What's new
The Brexit And Political discussion Forum

Brexit may have begun but it is not over, indeed it may never be finished.

The threats of violence against Trump judge and grand jurors have begun

Brexiter

Active member
UPDATE: Thursday, Aug 17, 2023 · 8:45:13 PM +00:00 · Laura Clawson

The Fulton County Sheriff’s Office is investigating threats against grand jurors.


Donald Trump is on Truth Social most days of the week attacking the judges and prosecutors overseeing his various criminal indictments, and his followers are taking notice—threatening, racist, and already at times, criminal notice. A Texas woman has been charged with threatening to kill U.S. District Judge Tanya Chutkan, the judge in the federal case charging Trump with crimes related to his efforts to overturn the 2020 election.

Abigail Jo Shry of Alvin, Texas, left Chutkan a voicemail opening with a double-barreled racist insult and going on to threaten, “If Trump doesn’t get elected in 2024, we are coming to kill you, so tread lightly, bitch,” according to the charging document. Shry went on to say, “You will be targeted personally, publicly, your family, all of it.” She additionally threatened, in the voicemail, to kill Rep. Sheila Jackson Lee, all Democrats in Washington, and all LGBTQ+ people. When the FBI knocked on her door, she admitted to having made the call. She wasn’t planning to go to Washington, D.C., to actually kill anyone, she told the FBI agent, but “if Sheila Jackson Lee comes to Alvin, then we need to worry,” the agent reported her saying. That doesn’t seem like the kind of thing you want to tell the FBI when they’re asking about death threats you’ve made against federal officials.

Shry’s father has offered the defense that she’s just a nonviolent alcoholic who becomes “agitated by the news” while “drinking too many beers.” That may be a majority of the people who respond to Trump’s efforts to incite his supporters with attacks on judges and prosecutors—but all it would take is one of those people getting off the couch and grabbing one of their plentiful guns to cause a real tragedy.

Chutkan isn’t the only person associated with the criminal charges against Trump whose safety is at risk. Georgia reveals names of grand jury members, and they’re being doxxed on far-right message boards, with their personal information accompanied by direct threats and racist slurs:

One user wrote that the grand jurors’ names was a “hit list” to which another user responded, “Based. Godspeed anons, you have all the long range rifles in the world,” while another wrote that they were “about ready to go Turner Diaries on these treasonous n***** fucks” (referring to a violent white nationalist book). And another user ominously wrote that the jurors were “committing election interference” and so they “should indeed be careful.”

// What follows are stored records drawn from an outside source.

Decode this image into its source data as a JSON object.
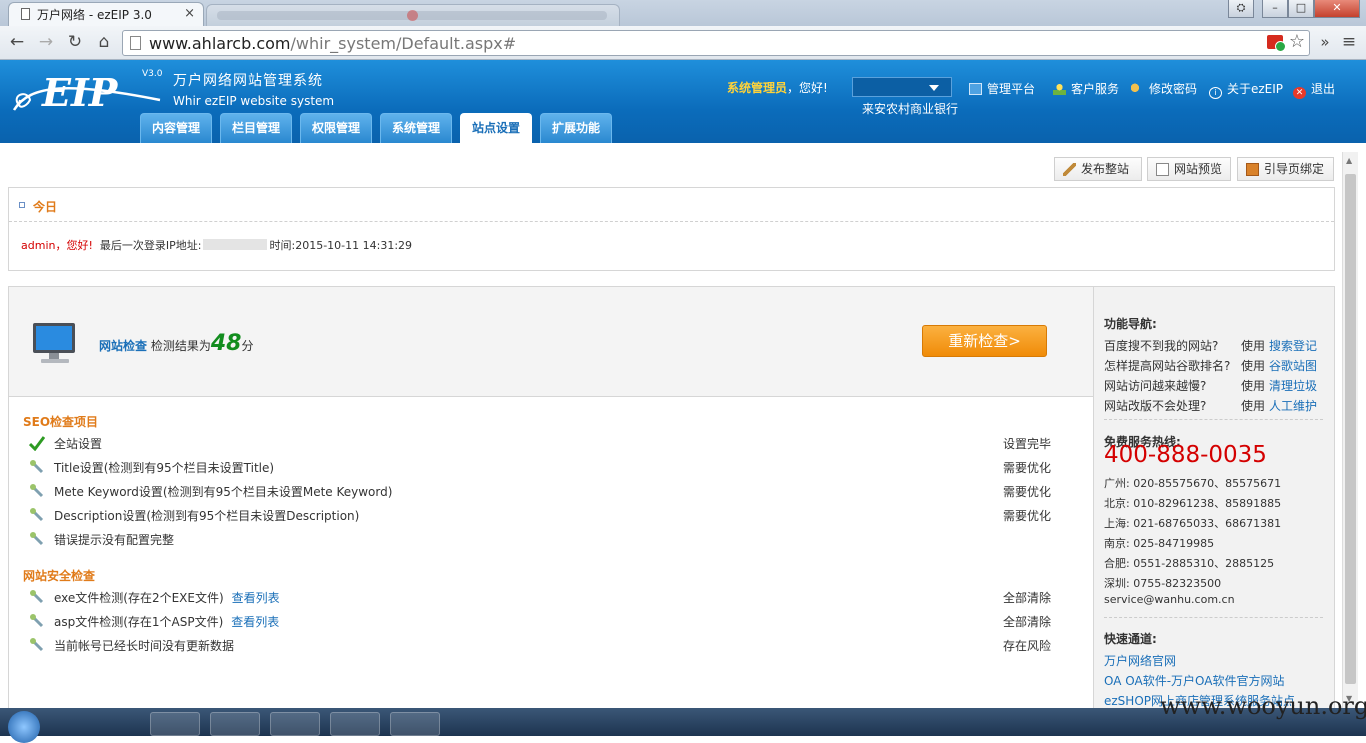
{
  "browser": {
    "tab_title": "万户网络 - ezEIP 3.0",
    "tab_close": "×",
    "url_host": "www.ahlarcb.com",
    "url_path": "/whir_system/Default.aspx#",
    "nav_back": "←",
    "nav_forward": "→",
    "nav_reload": "↻",
    "nav_home": "⌂",
    "menu_more": "»",
    "menu_wrench": "≡",
    "win_minimize": "–",
    "win_maximize": "□",
    "win_close": "✕",
    "star": "☆"
  },
  "header": {
    "logo_text": "EIP",
    "logo_version": "V3.0",
    "logo_title": "万户网络网站管理系统",
    "logo_subtitle": "Whir ezEIP website system",
    "user_role": "系统管理员",
    "user_greeting": "，您好!",
    "site_name": "来安农村商业银行",
    "links": [
      {
        "label": "管理平台",
        "icon": "monitor-icon"
      },
      {
        "label": "客户服务",
        "icon": "user-icon"
      },
      {
        "label": "修改密码",
        "icon": "key-icon"
      },
      {
        "label": "关于ezEIP",
        "icon": "info-icon"
      },
      {
        "label": "退出",
        "icon": "exit-icon"
      }
    ],
    "tabs": [
      "内容管理",
      "栏目管理",
      "权限管理",
      "系统管理",
      "站点设置",
      "扩展功能"
    ],
    "active_tab": "站点设置"
  },
  "toolbar": {
    "publish": "发布整站",
    "preview": "网站预览",
    "bind": "引导页绑定"
  },
  "today": {
    "title": "今日",
    "user": "admin，您好!",
    "last_login_label": "最后一次登录IP地址:",
    "time_label": "时间:",
    "time_value": "2015-10-11 14:31:29"
  },
  "check": {
    "link": "网站检查",
    "result_prefix": " 检测结果为",
    "score": "48",
    "unit": "分",
    "recheck_button": "重新检查>",
    "seo_title": "SEO检查项目",
    "seo_items": [
      {
        "text": "全站设置",
        "status": "设置完毕",
        "ok": true
      },
      {
        "text": "Title设置(检测到有95个栏目未设置Title)",
        "status": "需要优化",
        "ok": false
      },
      {
        "text": "Mete Keyword设置(检测到有95个栏目未设置Mete Keyword)",
        "status": "需要优化",
        "ok": false
      },
      {
        "text": "Description设置(检测到有95个栏目未设置Description)",
        "status": "需要优化",
        "ok": false
      },
      {
        "text": "错误提示没有配置完整",
        "status": "",
        "ok": false
      }
    ],
    "security_title": "网站安全检查",
    "security_items": [
      {
        "text": "exe文件检测(存在2个EXE文件)",
        "link": "查看列表",
        "status": "全部清除"
      },
      {
        "text": "asp文件检测(存在1个ASP文件)",
        "link": "查看列表",
        "status": "全部清除"
      },
      {
        "text": "当前帐号已经长时间没有更新数据",
        "link": "",
        "status": "存在风险"
      }
    ]
  },
  "sidebar": {
    "nav_title": "功能导航:",
    "questions": [
      {
        "q": "百度搜不到我的网站?",
        "use": "使用",
        "action": "搜索登记"
      },
      {
        "q": "怎样提高网站谷歌排名?",
        "use": "使用",
        "action": "谷歌站图"
      },
      {
        "q": "网站访问越来越慢?",
        "use": "使用",
        "action": "清理垃圾"
      },
      {
        "q": "网站改版不会处理?",
        "use": "使用",
        "action": "人工维护"
      }
    ],
    "hotline_title": "免费服务热线:",
    "hotline": "400-888-0035",
    "cities": [
      "广州: 020-85575670、85575671",
      "北京: 010-82961238、85891885",
      "上海: 021-68765033、68671381",
      "南京: 025-84719985",
      "合肥: 0551-2885310、2885125",
      "深圳: 0755-82323500"
    ],
    "email": "service@wanhu.com.cn",
    "quick_title": "快速通道:",
    "quick_links": [
      "万户网络官网",
      "OA OA软件-万户OA软件官方网站",
      "ezSHOP网上商店管理系统服务站点"
    ]
  },
  "watermark": "www.wooyun.org",
  "colors": {
    "header_blue": "#0b6cbb",
    "accent_orange": "#e07b1a",
    "hotline_red": "#d40000",
    "link_blue": "#1a6fb8"
  }
}
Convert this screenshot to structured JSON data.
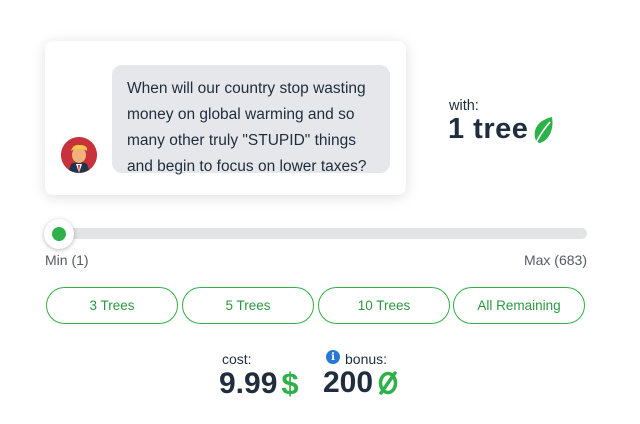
{
  "tweet": {
    "text": "When will our country stop wasting money on global warming and so many other truly \"STUPID\" things and begin to focus on lower taxes?"
  },
  "offer": {
    "with_label": "with:",
    "tree_count": "1 tree",
    "icon": "leaf-icon"
  },
  "slider": {
    "min_label": "Min (1)",
    "max_label": "Max (683)",
    "value": 1,
    "min": 1,
    "max": 683
  },
  "quick_buttons": [
    "3 Trees",
    "5 Trees",
    "10 Trees",
    "All Remaining"
  ],
  "summary": {
    "cost_label": "cost:",
    "cost_value": "9.99",
    "cost_currency": "$",
    "bonus_label": "bonus:",
    "bonus_value": "200",
    "bonus_icon": "green-slashed-zero-currency-icon"
  },
  "colors": {
    "accent_green": "#2fb14a",
    "text_dark": "#1f2d3d",
    "info_blue": "#2878d6",
    "bubble_gray": "#e5e7ea",
    "track_gray": "#e2e3e5"
  }
}
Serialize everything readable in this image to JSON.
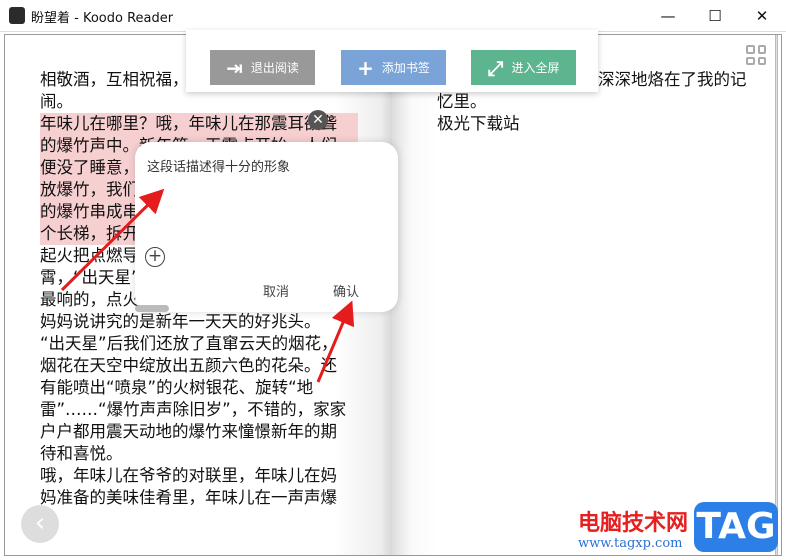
{
  "window": {
    "title": "盼望着 - Koodo Reader",
    "minimize": "—",
    "maximize": "☐",
    "close": "✕"
  },
  "toolbar": {
    "exit": "退出阅读",
    "bookmark": "添加书签",
    "fullscreen": "进入全屏",
    "colors": {
      "exit": "#999999",
      "bookmark": "#7aa3d8",
      "fullscreen": "#5cb58f"
    }
  },
  "left_page": {
    "lines": [
      {
        "text": "相敬酒，互相祝福，",
        "hl": false
      },
      {
        "text": "闹。",
        "hl": false
      },
      {
        "text": "年味儿在哪里？哦，年味儿在那震耳欲聋",
        "hl": true
      },
      {
        "text": "的爆竹声中。新年第一天零点开始，人们",
        "hl": true
      },
      {
        "text": "便没了睡意，",
        "hl": true
      },
      {
        "text": "放爆竹，我们",
        "hl": true
      },
      {
        "text": "的爆竹串成串",
        "hl": true
      },
      {
        "text": "个长梯，拆开",
        "hl": true
      },
      {
        "text": "起火把点燃导",
        "hl": false
      },
      {
        "text": "霄，“出天星”",
        "hl": false
      },
      {
        "text": "最响的，点火",
        "hl": false
      },
      {
        "text": "妈妈说讲究的是新年一天天的好兆头。",
        "hl": false
      },
      {
        "text": "“出天星”后我们还放了直窜云天的烟花，",
        "hl": false
      },
      {
        "text": "烟花在天空中绽放出五颜六色的花朵。还",
        "hl": false
      },
      {
        "text": "有能喷出“喷泉”的火树银花、旋转“地",
        "hl": false
      },
      {
        "text": "雷”……“爆竹声声除旧岁”，不错的，家家",
        "hl": false
      },
      {
        "text": "户户都用震天动地的爆竹来憧憬新年的期",
        "hl": false
      },
      {
        "text": "待和喜悦。",
        "hl": false
      },
      {
        "text": "哦，年味儿在爷爷的对联里，年味儿在妈",
        "hl": false
      },
      {
        "text": "妈准备的美味佳肴里，年味儿在一声声爆",
        "hl": false
      }
    ]
  },
  "right_page": {
    "lines": [
      "深深地烙在了我的记",
      "忆里。",
      "极光下载站"
    ]
  },
  "note_popup": {
    "text": "这段话描述得十分的形象",
    "add": "+",
    "cancel": "取消",
    "confirm": "确认",
    "close": "✕"
  },
  "back_button": "‹",
  "watermark": {
    "site": "电脑技术网",
    "url": "www.tagxp.com",
    "tag": "TAG"
  }
}
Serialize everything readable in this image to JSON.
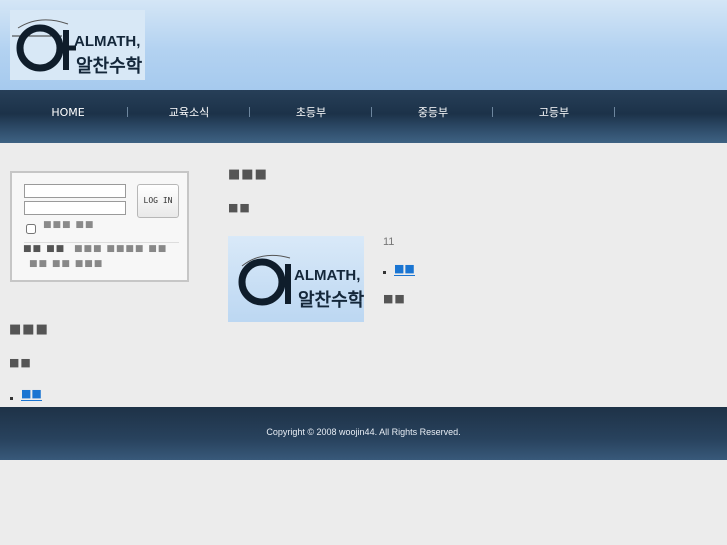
{
  "logo": {
    "text": "ALMATH,",
    "subtext": "알찬수학"
  },
  "nav": {
    "items": [
      "HOME",
      "교육소식",
      "초등부",
      "중등부",
      "고등부"
    ]
  },
  "login": {
    "button_label": "LOG IN",
    "remember_label": "■■■ ■■",
    "links_primary": "■■ ■■",
    "links_secondary": "■■■ ■■■■ ■■",
    "links_tertiary": "■■ ■■ ■■■"
  },
  "left": {
    "heading": "■■■",
    "subheading": "■■",
    "link": "■■"
  },
  "main": {
    "heading": "■■■",
    "subheading": "■■",
    "count": "11",
    "link": "■■",
    "caption": "■■"
  },
  "thumb": {
    "text": "ALMATH,",
    "subtext": "알찬수학"
  },
  "footer": {
    "copyright": "Copyright © 2008 woojin44. All Rights Reserved."
  },
  "colors": {
    "nav_bg": "#1c3249",
    "link_blue": "#1a75d2",
    "header_sky": "#b3d2f1"
  }
}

Trump is setting the tone here, even if his supporters are taking it several steps further. One of Trump’s Truth Social posts alleged, “They never went after those that Rigged the Election. They only went after those that fought to find the RIGGERS!” That’s a single letter of pretense that you're not using an all-capped racial slur, and Trump’s supporters have enthusiastically taken up yelling about “riggers”—when they’re even bothering to swap in an R for an N.

Campaign Action

There’s a reason that Chutkan is the person on Trump’s attack list getting death threats almost immediately after becoming a public part of the case. It’s the same reason Fulton County District Attorney Fani Willis had to warn her staff, “I am not concerned with the calls, emails, or ads and you should not concern yourself with them.” Trump and his supporters have a particular vengeful focus on Chutkan and Willis because they are Black women, and some members of the Georgia grand jury will get that special attention as well. Racists gonna racist, in short.

If Trump’s supporters can walk right up to the line of direct threats before facing criminal charges, Trump himself—in theory—should be on a tighter leash. The conditions of his release bar him from making “inflammatory statements” and in particular attempting to intimidate witnesses. Yet Trump is doing exactly that and has yet to face consequences. The New York Times reports, “Some lawyers have said that if Mr. Trump were an ordinary citizen issuing these attacks, he would be in jail by now.” It’s one of the many ways Trump has been given special, lenient treatment as he moves through the legal system.

Any judge, though, who puts Trump in jail over his efforts to intimidate witnesses and incite his supporters to violence will face a major burst of rage from those supporters, along with accusations by Trump and much of the Republican Party that it’s a political persecution of a presidential candidate. Trump is banking on continuing special treatment for exactly that reason.